Shiitake mushrooms are prized for their smoky, steak-like flavor and meaty, dark-brown caps. Their distinct, pleasing flavor makes shiitakes an excellent side dish on their own – simply oven-roasted, then sprinkled with salt – or starring in dishes with bold flavors like stir-fries. Shiitakes may be purchased fresh or dried, but the stems are too tough for consumption; save them for flavoring soups or making stock.
The rippled, fan shape of this wild mushroom is said to resemble that of the body of a hen, earning the maitake the moniker “hen of the woods.” The woodsy flavor of the maitake makes it ideal for punching up the richness of any dish that calls for mushrooms, such as soups and stir-fries, though its flavor is best enjoyed as a stand-alone side dish. Sauté maitakes in butter or oil and serve. They can be substituted with oyster mushrooms, which usually cost less.
The delicate, fruity and delightfully crisp enoki possesses spaghetti-thin stems topped with petite, snowy-white caps that are best enjoyed raw; try them on garden salads or tossed with lemon and sea salt. Enokis also make great garnishes atop hot dishes such as soups, but if you plan on incorporating them into a cooked dish add them toward the end of cooking as heat makes them tough.
With a flavor reminiscent of shellfish, raw oyster mushrooms are fairly robust and peppery. Oyster mushrooms benefit from cooking, which makes their flavors milder. Their sturdy texture stands up to longer cooking times, making oyster mushrooms a great addition to stews. When purchasing, look for oyster mushrooms with caps that are no larger than 1 1/2 inches in diameter as the smaller specimens are considered the best tasting.
The trumpet-shaped chanterelle possesses a delicate fruity, nutty flavor that instantly elevates any dish. Try pairing roasted or sautéed chanterelles with sweet meats such as pork or ham. When incorporating chanterelles into dishes such as stuffing, make sure to add them at the end of cooking to prevent them from becoming too tough. Fresh chanterelles can be difficult to locate if they aren’t in season, but they are also available dried or canned.
Honeycomb-capped morels have a smoky, earthy, nutty flavor – reminiscent of the ground they came out of – that everyone from chefs to home cooks go crazy for. Morels are best enjoyed sautéed in butter, though they also make a great addition to sauces, as their intricate caps are the perfect vessels for trapping flavor.

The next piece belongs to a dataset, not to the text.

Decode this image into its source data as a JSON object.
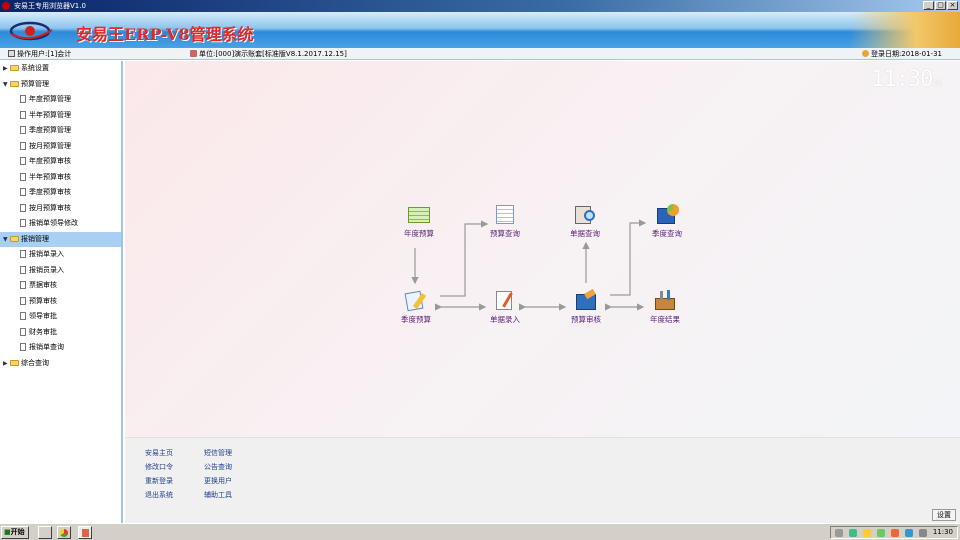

Morels can also be found canned or dried, with dried morels possessing an even more intense flavor than fresh ones.
The meaty texture and rich, woodsy flavor make porcini a desirable addition to most any dish. Their large caps can be roasted or grilled whole; or diced and added to soups, stuffings and stews. Porcini can also be enjoyed raw and make a great addition to salads. If you’re lucky enough to find them fresh, select porcini with large, firm caps. Porcini are more readily available dried, and must be softened in hot water for 20 minutes before use. They're also known as cépes, boletes or steinpiltz, and they can show up on gourmet shopping sites under any of those names.
Blewits or Bluettes
Similar in appearance to that of button mushrooms, blewits possess caps with distinct bluish lavender hues that turn tan with age. Blewit mushrooms have a mild but pleasant flavor that pairs well with pork, fish and poultry, but is overpowered in boldly seasoned dishes. They are also excellent stewing mushrooms, but avoid eating blewits raw as they have been known to cause indigestion.